Scaling to cloud computing has been a game changer for us. Now we can really accelerate our data pipeline, avoid training bottlenecks, and run as many experiments as our wallet allows.
This post is a small departure from the typical biomechanics content I write here, but is an interesting topic nonetheless; how do we train our algorithms? This could be ridiculously dense, but I’m hoping to provide a more high-level description of the process and a couple things that we have done to make our lives a bit easier.
Before we get into how we train these algorithms, it may make sense to give a general description of the data workflow. Effectively, we take a picture and we determine a key point on that image by eye. For instance, if we are looking to add a knee joint, we would click on the center of rotation of the knee (I’m going to write about this process in another post more comprehensively, like how we measure different body shapes and sizes, but it’s too much for here), and we would do this in hundreds of thousands of images.

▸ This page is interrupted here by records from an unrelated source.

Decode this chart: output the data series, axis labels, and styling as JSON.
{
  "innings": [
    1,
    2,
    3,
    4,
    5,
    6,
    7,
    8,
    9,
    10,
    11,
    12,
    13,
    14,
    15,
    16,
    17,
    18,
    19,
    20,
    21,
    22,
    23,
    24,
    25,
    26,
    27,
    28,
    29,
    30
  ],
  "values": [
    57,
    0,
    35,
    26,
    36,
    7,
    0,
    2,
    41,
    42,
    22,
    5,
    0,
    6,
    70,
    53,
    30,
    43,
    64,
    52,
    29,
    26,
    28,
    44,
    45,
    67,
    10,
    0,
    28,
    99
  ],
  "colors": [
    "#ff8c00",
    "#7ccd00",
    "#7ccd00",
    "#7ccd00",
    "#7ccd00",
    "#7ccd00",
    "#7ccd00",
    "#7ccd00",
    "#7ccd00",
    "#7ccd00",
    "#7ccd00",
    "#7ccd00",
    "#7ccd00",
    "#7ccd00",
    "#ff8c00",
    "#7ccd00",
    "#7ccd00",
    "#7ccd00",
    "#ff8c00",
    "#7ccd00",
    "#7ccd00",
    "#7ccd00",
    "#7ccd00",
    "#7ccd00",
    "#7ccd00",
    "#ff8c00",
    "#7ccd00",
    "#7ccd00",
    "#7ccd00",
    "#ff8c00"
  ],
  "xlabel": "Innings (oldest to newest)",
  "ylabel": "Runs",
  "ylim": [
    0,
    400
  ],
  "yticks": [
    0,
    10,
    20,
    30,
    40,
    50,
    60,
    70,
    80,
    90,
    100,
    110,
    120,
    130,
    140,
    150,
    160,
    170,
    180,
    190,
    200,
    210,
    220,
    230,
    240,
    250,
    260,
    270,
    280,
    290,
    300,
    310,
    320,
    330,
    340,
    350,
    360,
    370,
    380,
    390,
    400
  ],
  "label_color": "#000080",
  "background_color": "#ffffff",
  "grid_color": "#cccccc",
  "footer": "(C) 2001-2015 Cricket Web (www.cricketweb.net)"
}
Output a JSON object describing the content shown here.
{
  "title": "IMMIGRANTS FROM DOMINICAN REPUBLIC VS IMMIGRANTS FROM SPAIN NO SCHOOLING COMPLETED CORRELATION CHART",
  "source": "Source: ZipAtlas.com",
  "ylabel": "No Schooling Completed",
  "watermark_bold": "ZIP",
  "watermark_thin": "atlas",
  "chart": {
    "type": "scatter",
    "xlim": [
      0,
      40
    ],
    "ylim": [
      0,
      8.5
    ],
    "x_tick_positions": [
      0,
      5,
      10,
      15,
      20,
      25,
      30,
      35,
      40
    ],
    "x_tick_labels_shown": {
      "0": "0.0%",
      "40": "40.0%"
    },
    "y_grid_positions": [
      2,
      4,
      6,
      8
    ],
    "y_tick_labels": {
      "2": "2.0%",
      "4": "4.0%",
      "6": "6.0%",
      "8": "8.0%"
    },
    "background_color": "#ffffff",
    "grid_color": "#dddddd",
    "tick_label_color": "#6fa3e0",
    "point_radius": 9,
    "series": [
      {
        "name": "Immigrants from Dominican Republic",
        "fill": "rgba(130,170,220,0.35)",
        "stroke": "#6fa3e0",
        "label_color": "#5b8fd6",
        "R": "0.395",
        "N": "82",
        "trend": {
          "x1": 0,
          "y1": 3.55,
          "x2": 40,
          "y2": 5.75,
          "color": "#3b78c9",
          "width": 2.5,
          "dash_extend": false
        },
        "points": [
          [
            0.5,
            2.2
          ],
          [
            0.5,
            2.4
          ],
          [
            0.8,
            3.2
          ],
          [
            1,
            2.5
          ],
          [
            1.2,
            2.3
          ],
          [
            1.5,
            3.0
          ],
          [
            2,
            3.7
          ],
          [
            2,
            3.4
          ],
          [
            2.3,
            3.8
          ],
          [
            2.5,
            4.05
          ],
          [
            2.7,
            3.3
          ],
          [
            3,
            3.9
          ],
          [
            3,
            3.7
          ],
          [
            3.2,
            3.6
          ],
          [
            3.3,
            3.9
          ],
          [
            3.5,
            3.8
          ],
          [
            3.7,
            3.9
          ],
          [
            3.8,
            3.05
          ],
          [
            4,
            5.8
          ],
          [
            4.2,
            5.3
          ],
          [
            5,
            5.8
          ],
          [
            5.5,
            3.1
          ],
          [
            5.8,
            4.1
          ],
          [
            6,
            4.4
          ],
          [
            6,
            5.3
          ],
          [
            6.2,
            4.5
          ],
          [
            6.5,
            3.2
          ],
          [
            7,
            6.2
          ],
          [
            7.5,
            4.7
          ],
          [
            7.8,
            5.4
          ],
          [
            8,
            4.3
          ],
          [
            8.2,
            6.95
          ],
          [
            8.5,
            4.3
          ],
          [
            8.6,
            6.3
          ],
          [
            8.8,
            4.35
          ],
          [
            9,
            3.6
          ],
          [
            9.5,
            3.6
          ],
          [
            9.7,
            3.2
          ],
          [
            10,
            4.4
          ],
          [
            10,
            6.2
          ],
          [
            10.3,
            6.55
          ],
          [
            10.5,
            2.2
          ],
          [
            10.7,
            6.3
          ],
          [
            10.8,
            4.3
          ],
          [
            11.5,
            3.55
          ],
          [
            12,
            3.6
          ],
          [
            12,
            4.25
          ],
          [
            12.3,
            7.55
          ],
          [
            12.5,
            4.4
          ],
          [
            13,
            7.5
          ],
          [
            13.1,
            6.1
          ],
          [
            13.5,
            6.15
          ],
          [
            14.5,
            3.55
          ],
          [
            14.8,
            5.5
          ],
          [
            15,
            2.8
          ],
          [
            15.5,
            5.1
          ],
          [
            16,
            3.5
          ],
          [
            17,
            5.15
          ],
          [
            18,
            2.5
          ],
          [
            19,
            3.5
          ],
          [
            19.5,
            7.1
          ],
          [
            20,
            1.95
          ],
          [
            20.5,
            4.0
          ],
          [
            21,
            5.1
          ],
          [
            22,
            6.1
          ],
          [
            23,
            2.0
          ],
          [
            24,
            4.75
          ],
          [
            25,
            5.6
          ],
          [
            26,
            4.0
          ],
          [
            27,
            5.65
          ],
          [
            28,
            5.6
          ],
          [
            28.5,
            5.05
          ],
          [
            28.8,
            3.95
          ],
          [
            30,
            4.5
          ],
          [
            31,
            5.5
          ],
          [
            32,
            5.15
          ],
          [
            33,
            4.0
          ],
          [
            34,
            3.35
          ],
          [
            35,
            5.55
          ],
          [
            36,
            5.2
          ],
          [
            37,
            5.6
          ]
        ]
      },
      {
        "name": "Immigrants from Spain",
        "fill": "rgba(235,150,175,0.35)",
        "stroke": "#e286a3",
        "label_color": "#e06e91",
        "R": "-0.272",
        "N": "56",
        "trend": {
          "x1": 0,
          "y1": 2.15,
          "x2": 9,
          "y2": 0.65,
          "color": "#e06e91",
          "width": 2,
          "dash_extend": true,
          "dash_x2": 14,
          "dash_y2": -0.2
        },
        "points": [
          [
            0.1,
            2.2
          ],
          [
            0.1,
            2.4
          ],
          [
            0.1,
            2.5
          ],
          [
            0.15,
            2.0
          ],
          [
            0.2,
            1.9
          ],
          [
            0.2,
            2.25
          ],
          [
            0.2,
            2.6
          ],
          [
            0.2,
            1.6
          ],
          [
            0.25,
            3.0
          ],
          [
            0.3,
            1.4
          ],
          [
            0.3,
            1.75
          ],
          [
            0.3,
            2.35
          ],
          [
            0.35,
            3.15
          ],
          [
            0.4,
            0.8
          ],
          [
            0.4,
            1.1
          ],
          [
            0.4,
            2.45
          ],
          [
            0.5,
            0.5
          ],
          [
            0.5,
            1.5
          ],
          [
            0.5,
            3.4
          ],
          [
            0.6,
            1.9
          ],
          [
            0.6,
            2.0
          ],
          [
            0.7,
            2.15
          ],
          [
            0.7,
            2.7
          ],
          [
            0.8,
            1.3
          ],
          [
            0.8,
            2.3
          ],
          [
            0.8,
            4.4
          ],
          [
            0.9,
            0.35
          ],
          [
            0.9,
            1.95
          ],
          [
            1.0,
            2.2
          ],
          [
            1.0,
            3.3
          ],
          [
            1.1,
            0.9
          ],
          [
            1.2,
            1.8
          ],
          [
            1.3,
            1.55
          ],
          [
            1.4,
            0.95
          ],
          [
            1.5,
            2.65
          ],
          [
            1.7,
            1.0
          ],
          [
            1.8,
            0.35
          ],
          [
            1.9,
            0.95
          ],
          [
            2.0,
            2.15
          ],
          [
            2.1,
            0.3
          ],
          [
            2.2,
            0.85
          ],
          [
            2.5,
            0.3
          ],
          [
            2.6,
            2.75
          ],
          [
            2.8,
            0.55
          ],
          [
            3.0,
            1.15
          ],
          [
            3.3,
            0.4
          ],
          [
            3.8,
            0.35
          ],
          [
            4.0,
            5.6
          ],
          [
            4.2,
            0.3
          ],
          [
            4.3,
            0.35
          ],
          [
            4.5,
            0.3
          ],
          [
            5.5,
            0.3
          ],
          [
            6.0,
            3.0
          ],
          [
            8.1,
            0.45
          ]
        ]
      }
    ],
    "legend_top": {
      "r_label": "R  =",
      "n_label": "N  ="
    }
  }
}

With these data, we then train an algorithm to learn where that knee joint location is, without a human needing to click on it! Learning in general happens in a similar way to how humans learn. Consider a child trying to speak. The child tries to say a word, and initially, they might be incorrect. Then, the parents will correct them, and the child will try again. This process happens over and over until the child says the word correctly. This is how we train our algorithms; the algorithm guesses where the knee is (incorrectly) and we provide feedback until it gets it right!
Now in the early days, we would train these in house on some very nice computers. Our data throughput was so slow that it really didn’t matter, we could train for two weeks for each joint and never fall behind. Times have changed for the better, and now we have a huge data team that adds and corrects constantly. The point is to always improve our tracking. Moreover, we are constantly expanding that team, so we expect the “problem” to get worse.
I promise I’m not sponsored by a cloud service (Google, if you are listening, please send some compute credits!!), but really the only way we could adjust to the changing landscape of our data team was to change to a cloud compute paradigm, where we lease supercomputers to train our algorithms on the cloud. To put these in perspective, some of the models we run now would have historically taken 24 days to train, which, in practice, means they would never finish (i.e. something would always happen, like a power outage). After adjusting the code a little bit to be compatible on the cloud, we can run these same training sessions in about 12 hours.
Now we are actually keeping up to our data team without breaking a sweat. The other benefit is that we can run as many experiments as our wallet will allow, so we are never compromising our scientific curiosity because other more important problems are being tackled. We can actually run them all at the same time. It has also changed our relationship with our data team and developers. Now we are way more connected, and because of this compute speed increase, have come up with some other strategies that have further improved our data input speed as well as accuracy.
For us, the biggest benefit is that we can better keep up with customers' needs, further the accuracy of our product, and not be restricted by older hardware limiting our ability to innovate. As a word of caution, I’m not sure if I sleep the same when these sessions are running, because if you forget that it’s running or it times out, the bill will be a thing of nightmares. Happy computing!